Dietary Fiber consists of nondigestible carbohydrates and lignin that are intrinsic and intact in plants. Functional Fiber consists of isolated, nondigestible carbohydrates that have beneficial physiological effects in humans. Total Fiber is the sum of Dietary Fiber and Functional Fiber. Fibers have different properties that result in different physiological effects. For example, viscous fibers may delay the gastric emptying of ingested foods into the small intestine, resulting in a sensation of fullness, which may contribute to weight control. Delayed gastric emptying may also reduce postprandial blood glucose concentrations and potentially have a beneficial effect on insulin sensitivity. Viscous fibers can interfere with the absorption of dietary fat and cholesterol, as well as with the enterohepatic recirculation of cholesterol and bile acids, which may result in reduced blood cholesterol concentrations.

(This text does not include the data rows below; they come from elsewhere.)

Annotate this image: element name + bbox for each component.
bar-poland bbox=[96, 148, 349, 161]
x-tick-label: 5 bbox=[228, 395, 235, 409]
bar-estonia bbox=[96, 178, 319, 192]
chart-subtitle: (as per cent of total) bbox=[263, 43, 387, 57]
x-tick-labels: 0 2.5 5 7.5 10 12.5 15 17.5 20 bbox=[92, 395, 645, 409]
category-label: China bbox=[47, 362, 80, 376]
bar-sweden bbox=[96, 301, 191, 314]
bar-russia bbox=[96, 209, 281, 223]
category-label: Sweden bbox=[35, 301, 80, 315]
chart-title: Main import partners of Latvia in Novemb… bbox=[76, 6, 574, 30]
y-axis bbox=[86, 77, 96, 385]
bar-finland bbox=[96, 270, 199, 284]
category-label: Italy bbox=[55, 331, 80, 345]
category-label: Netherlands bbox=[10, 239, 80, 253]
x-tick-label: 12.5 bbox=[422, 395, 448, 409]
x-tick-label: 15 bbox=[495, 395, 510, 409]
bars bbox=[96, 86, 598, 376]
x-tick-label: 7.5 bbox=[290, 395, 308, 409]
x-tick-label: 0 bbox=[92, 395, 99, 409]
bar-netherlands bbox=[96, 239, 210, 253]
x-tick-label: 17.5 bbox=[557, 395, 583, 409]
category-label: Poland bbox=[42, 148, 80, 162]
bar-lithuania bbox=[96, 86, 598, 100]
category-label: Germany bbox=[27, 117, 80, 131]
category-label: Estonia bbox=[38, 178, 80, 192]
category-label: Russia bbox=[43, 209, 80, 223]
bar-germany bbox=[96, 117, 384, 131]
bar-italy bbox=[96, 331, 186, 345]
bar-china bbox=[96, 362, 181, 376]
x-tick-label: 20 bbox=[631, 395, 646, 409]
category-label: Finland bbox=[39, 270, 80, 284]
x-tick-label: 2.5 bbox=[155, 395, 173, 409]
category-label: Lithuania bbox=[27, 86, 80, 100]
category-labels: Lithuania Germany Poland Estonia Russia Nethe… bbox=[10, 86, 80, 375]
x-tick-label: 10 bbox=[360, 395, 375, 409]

Consumption of Dietary and certain Functional Fibers, particularly those that are poorly fermented, is known to improve fecal bulk and laxation and ameliorate constipation. The relationship of fiber intake to colon cancer is the subject of ongoing investigation and is currently unresolved. An Adequate Intake (AI) for Total Fiber in foods is set at 38 and 25 g/d for young men and women, respectively, based on the intake level observed to protect against coronary heart disease.
Median intakes of Dietary Fiber ranged from 16.5 to 17.9 g/d for men and 12.1 to 13.8 g/d for women (Appendix Table E-4). There was insufficient evidence to set a Tolerable Upper Intake Level (UL) for Dietary Fiber or Functional Fiber.